BİRLİKTE GÜÇLÜYÜZ
Sağlıkta dönüşüm süreci sağlık çalışanları ve sağlık hizmeti alan vatandaşlarımız için ciddi olumsuzlukları beraberinde getirirken sağlık hizmetlerinin de de her geçen gün biraz daha paralı hale geldiği sıkıntılı günleri yaşıyoruz.
Eczanelerimizdeki ekonomik sorunların çoğunluğu tasarruf amaçlı politikaların ve siyasi otoritenin ilaç eczacı hizmetlerine bakışının bir sonucu.
İlaç fiyatlarının belirlenmesinde uygulanan yöntemden kamu kurum ıskontolarındaki değişikliğe kadar atılan her adımın sonrasında en ciddi kayıplar eczanelerde yaşandı.
Yaşadığımız zorluklar sadece bedelsiz kamulaştırmaya yol açan fiyat indirimleri ve KKİ artışları ile sınırlı değil.Her geçen gün yeni uygulamalar ve yasal düzenlemeler ile karşılaşıyoruz.
Ortak akılla şekillenmesi gereken düzenlemeler, sağlık hizmetlerinin sürdürülebilirliğini ve mesleğimizin geleceğini yakından ilgilendiren önemli gelişmeler meslek örgütlerinin görüşleri bile alınmadan uygulamaya konuluyor.
Yıllar önce (besin takviyesi,bitkisel kökenli ürün gibi) değişik isimler verilerek Tarım Bakanlığından ruhsatlandırılan ve de eczane dışına çıkarılarak internet ortamında ulu orta satılabilen sağlık ürünlerinin halk sağlığı için ne denli tehditler oluşturduğuna bakılmaksızın ülke insanımız için büyük tehlikeler oluşturacak garip projelerden vazgeçilmiyor.
Reçetesiz ilaç listesi ile başlayıp , ilaçta reklam ve İlacın eczane dışına çıkarılmasına kadar uzanan bir tuhaf senaryoya mesleğimiz ve halk sağlığı adına hep birlikte karşı duruyoruz.
Meslek örgütlerimizde özveriyle görev yapan meslektaşlarımız kısıtlı yetkilerine karşın mesleğimiz ve meslektaşlarımız için oldukça önemli bir mücadele veriyorlar.

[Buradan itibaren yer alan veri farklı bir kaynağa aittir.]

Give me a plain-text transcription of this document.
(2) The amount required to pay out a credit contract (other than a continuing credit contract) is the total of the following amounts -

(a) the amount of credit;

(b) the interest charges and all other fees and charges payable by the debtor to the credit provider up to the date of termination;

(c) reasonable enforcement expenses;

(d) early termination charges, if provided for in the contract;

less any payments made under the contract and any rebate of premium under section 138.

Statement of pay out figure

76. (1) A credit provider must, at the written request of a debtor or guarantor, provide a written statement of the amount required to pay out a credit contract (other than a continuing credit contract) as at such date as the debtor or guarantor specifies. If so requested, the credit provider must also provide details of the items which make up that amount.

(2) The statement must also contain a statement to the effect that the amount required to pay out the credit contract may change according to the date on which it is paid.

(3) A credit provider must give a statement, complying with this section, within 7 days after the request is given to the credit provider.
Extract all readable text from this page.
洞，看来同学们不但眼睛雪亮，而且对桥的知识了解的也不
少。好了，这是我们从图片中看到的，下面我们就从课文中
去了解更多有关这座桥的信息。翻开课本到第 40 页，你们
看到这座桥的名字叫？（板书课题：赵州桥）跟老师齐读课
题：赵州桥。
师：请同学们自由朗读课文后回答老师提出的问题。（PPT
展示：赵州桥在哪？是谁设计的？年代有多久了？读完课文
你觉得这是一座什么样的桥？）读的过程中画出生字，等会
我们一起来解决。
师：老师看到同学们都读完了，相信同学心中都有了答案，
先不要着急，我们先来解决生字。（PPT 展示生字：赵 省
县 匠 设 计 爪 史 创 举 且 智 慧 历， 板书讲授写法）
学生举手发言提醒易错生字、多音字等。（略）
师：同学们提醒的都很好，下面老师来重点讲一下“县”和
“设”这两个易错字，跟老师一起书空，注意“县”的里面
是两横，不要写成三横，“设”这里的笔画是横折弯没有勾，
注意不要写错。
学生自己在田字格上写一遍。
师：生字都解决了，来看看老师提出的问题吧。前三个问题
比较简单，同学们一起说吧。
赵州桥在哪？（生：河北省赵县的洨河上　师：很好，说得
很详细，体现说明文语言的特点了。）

Bu kadar zor bir dönemde meslek örgütlerimizde görev yapan meslektaşlarımızın en büyük gücü meslektaşlarımızın desteğidir.
Sorunların hızla büyüdüğü son dönemlerde yaşanan olumsuzluklardan ve bilgi kirliliği ile yaratılan ortamdan bunalan bazı meslektaşlarımız ise özellikle sosyal medyada kendi meslek örgütlerini hedef alan ve sorunun çözümüne hiç katkısı olmayan paylaşımlar yapıyorlar.
Tabi ki bu şekilde davranan meslektaşlarımızın sayısı çok değil ama tek bir eczacının bile kendi meslek örgütünü suçlarken olayların çıkış noktasını, nedenlerini, nasıl geliştiğini , meslek odaların yasal yetkilerini ve neler yapabileceklerini de iyi bilmek gerekiyor.
Mesleğimizin daha iyi noktaya taşınması için görüş, öneri ve eleştiri hakkımız tabi ki var. Konuyla ilgili gerçek bilgiye sahip olduktan sonra , meslek örgütlerimizin kurumsal kimliğine ve yöneticilerimizin kişilik haklarına zarar vermeden fikirlerimizi paylaşmalıyız.
Ayrıca görüşlerimizi içeren cümlelerimizin sonunda sadece tespitini yapmakla kalmamalı, dile getirdiğimiz sorunlarla ilgili olarak akılcı öneriler de sunmalıyız.
Yaşadığımız zorlu süreçte öne çıkan tehditler ve anlık sorunların çözümüne yönelik çalışmaların yanı sıra mesleğimize ve meslektaşlarımıza yönelik tüm tehditlerle mücadelede birlikte olmak ve örgütlü mücadeleyi sürdürmek zorundayız.
Unutmayalım ki bazı meslektaşlarımız tarafından her fırsatta kolayca suçlanan TEB ve Eczacı Odaları bizim vazgeçilmez kalelerimizdir.
Meslektaşlarımızın haklarının korunmasını, ülke insanımızın aldığı sağlıklı hizmetlerinin nitelikli hale getirilmesini ve mesleki geleceğimizin doğru şekillenmesini ancak birlikte olursak sağlayabiliriz.
Sözün özü “aydınlık bir gelecek için meslek örgütlerimize her zamankinden daha fazla sahip çıkmak zorundayız”.
Unutmayalım ki , bizim en önemli gücümüz birlikteliğimizdir ve bizler bunun farkındayız.